The complementary 7th secondary grade prepares students, mainly coming from other secondary schools or other countries, to Polytechnic, Medicine or Science faculties, as well as to the Royal Military Academy.

==Notable alumni==
- Christopher Gérard (Belgian writer)
- Daniel Zajfman (Israeli-Belgian physicist; president of the Weizmann Institute)
- Denis Wirtz (Vice Provost for Research and Theophilus Halley Smoot Professor of Engineering Science at Johns Hopkins University)
- Jean-Baptiste Pietersz (first director, knight of the Order of Leopold)
- Jean Dierickx (linguist, professor at the Université libre de Bruxelles)

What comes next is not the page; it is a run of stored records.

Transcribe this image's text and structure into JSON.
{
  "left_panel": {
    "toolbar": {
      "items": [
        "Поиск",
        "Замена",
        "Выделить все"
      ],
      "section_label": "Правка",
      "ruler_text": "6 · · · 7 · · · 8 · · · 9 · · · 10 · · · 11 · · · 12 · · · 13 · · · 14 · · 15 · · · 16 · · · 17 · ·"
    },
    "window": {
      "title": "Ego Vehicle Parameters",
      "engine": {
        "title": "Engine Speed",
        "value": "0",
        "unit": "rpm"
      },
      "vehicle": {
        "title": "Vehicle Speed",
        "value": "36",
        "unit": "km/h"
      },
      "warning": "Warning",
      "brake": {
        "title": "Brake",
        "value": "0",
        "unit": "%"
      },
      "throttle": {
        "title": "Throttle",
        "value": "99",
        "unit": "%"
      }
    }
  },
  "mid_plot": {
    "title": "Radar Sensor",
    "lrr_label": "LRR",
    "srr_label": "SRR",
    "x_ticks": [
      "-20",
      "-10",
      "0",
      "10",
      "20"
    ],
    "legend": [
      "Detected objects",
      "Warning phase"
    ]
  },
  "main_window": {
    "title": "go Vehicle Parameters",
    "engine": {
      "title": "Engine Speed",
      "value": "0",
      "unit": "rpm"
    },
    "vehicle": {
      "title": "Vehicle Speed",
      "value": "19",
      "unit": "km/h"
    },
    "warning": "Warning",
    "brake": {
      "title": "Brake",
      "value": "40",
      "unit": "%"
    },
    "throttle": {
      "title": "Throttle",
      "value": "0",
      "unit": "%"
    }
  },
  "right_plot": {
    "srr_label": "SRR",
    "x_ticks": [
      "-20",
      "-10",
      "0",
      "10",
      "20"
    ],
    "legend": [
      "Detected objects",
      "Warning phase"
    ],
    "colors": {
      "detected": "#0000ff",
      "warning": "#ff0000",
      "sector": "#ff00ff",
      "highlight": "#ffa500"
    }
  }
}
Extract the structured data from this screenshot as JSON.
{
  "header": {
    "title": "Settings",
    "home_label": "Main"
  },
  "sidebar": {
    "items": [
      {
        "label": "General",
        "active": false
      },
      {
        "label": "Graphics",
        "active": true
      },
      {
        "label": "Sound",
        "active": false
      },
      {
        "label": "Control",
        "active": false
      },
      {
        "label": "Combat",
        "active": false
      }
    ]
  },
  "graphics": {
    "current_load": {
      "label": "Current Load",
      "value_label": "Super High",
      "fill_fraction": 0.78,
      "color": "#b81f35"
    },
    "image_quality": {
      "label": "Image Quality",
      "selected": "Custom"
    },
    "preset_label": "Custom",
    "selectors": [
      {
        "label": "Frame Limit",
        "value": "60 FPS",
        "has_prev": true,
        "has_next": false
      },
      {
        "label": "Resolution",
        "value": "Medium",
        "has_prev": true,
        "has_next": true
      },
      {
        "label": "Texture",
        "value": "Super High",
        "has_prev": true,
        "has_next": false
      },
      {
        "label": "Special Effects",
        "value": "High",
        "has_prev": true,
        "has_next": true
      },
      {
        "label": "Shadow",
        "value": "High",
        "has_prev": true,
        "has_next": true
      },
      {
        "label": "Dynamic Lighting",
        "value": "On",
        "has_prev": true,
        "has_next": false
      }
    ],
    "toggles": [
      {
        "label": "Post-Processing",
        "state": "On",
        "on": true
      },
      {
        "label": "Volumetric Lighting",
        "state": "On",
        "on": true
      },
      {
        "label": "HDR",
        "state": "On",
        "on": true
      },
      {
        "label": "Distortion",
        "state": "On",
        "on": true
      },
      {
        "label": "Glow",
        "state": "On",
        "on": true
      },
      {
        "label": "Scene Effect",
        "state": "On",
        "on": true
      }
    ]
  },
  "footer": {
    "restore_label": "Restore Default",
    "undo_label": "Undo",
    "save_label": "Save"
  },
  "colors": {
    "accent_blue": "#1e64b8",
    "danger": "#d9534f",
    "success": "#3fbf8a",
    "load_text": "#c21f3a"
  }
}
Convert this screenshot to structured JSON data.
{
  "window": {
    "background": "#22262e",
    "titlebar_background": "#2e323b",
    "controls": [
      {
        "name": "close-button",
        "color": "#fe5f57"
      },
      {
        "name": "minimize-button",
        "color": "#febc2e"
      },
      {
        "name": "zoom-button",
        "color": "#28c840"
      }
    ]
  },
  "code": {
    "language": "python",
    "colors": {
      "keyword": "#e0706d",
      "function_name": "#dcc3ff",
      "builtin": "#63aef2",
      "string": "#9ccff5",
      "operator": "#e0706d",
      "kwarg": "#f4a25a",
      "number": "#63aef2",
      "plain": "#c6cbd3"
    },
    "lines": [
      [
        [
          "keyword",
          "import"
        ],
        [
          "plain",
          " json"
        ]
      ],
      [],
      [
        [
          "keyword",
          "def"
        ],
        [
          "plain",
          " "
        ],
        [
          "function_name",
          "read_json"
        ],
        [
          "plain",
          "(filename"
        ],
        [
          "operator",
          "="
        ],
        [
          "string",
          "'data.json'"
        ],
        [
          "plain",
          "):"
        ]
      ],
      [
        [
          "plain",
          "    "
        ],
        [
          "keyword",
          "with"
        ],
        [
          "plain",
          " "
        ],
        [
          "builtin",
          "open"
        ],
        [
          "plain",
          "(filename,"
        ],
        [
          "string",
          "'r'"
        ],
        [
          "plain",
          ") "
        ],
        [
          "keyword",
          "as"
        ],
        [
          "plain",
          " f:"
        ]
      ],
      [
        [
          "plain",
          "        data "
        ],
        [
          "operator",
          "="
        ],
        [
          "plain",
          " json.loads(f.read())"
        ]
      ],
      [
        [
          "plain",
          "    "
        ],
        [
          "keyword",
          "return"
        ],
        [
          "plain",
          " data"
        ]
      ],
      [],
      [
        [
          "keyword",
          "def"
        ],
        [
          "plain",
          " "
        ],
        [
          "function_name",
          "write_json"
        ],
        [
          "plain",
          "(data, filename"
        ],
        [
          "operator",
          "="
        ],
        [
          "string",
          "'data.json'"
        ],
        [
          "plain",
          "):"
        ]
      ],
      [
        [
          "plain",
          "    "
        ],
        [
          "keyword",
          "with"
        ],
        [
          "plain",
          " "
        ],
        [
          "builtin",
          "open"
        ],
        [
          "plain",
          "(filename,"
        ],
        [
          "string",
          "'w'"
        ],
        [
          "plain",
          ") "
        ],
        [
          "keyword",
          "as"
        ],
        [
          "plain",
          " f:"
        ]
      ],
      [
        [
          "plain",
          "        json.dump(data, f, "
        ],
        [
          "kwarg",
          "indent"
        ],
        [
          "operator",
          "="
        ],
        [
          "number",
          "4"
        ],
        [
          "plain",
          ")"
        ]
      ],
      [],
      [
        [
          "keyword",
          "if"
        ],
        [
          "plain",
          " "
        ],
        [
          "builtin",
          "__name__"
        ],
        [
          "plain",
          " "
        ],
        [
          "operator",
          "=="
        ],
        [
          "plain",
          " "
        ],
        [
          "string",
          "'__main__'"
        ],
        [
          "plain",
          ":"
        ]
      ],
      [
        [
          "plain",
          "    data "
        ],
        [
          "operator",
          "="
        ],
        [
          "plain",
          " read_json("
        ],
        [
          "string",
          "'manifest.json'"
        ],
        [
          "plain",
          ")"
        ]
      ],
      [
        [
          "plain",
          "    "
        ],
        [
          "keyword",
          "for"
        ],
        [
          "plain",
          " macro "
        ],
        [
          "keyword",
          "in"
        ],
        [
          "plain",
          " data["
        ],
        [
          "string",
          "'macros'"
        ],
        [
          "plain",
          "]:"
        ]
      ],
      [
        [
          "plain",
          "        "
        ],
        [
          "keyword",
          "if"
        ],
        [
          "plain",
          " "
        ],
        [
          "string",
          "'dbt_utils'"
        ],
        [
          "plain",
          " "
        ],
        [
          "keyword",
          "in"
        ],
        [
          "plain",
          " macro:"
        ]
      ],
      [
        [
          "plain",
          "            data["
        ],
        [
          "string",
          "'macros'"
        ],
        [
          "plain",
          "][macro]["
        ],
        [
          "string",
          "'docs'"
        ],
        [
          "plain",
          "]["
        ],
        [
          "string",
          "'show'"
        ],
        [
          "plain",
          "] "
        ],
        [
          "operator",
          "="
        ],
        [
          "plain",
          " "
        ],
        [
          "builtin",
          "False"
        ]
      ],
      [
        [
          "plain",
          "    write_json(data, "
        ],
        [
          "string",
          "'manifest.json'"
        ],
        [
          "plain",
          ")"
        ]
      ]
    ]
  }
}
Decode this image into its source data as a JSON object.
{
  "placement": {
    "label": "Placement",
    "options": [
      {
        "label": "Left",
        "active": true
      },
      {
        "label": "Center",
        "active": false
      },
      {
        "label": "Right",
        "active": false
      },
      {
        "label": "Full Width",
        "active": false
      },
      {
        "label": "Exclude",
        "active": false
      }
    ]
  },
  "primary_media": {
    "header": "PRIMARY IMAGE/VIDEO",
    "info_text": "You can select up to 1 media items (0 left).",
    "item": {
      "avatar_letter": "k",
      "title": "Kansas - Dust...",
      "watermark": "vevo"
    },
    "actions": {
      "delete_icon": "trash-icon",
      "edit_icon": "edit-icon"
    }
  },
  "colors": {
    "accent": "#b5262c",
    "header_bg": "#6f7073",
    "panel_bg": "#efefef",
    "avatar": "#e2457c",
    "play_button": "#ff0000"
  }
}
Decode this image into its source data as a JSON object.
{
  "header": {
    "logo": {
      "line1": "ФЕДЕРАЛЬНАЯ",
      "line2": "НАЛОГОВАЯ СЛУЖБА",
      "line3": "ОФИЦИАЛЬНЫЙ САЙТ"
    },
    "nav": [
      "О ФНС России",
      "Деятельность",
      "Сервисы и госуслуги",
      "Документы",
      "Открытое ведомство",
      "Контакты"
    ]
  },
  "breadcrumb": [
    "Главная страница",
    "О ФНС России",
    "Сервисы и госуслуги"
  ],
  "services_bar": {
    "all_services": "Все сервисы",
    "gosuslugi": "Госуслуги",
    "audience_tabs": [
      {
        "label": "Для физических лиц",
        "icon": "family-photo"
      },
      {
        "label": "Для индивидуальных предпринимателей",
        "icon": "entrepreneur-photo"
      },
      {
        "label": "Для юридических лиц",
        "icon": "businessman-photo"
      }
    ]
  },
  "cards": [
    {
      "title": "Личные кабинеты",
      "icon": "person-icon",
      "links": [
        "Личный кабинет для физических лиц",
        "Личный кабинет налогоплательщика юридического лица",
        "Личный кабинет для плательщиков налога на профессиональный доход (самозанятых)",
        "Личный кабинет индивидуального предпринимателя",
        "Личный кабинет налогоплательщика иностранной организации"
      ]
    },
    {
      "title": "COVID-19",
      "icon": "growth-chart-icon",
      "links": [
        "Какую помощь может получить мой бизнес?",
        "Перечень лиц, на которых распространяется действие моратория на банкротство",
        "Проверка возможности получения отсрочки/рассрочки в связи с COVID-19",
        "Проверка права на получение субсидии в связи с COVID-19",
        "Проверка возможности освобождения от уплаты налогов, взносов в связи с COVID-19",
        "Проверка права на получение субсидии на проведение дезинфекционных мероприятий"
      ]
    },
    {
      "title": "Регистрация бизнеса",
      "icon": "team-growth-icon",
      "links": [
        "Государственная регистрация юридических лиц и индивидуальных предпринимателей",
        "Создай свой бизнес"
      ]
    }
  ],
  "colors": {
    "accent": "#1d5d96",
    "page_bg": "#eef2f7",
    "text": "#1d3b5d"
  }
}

- Jean-Philippe Toussaint (Belgian writer and filmmaker)
- Léopold Blondiau (Belgian politician, vice-president of the Red Cross, first president of the Cercle des Anciens de l'Ecole Moyenne A in 1907)
- Philippe Moureaux (Belgian politician, Minister of State)
- Robert Frickx aka. Robert Montal (Belgian author and literature historian, member of the Royal Academy of French Language and Literature of Belgium)
- Serge Moureaux (Belgian politician, senator and federal congressman)

In 2015, Alessandro Telo, who graduated the previous year, undergoes a small media wave for his ability to master 28 languages.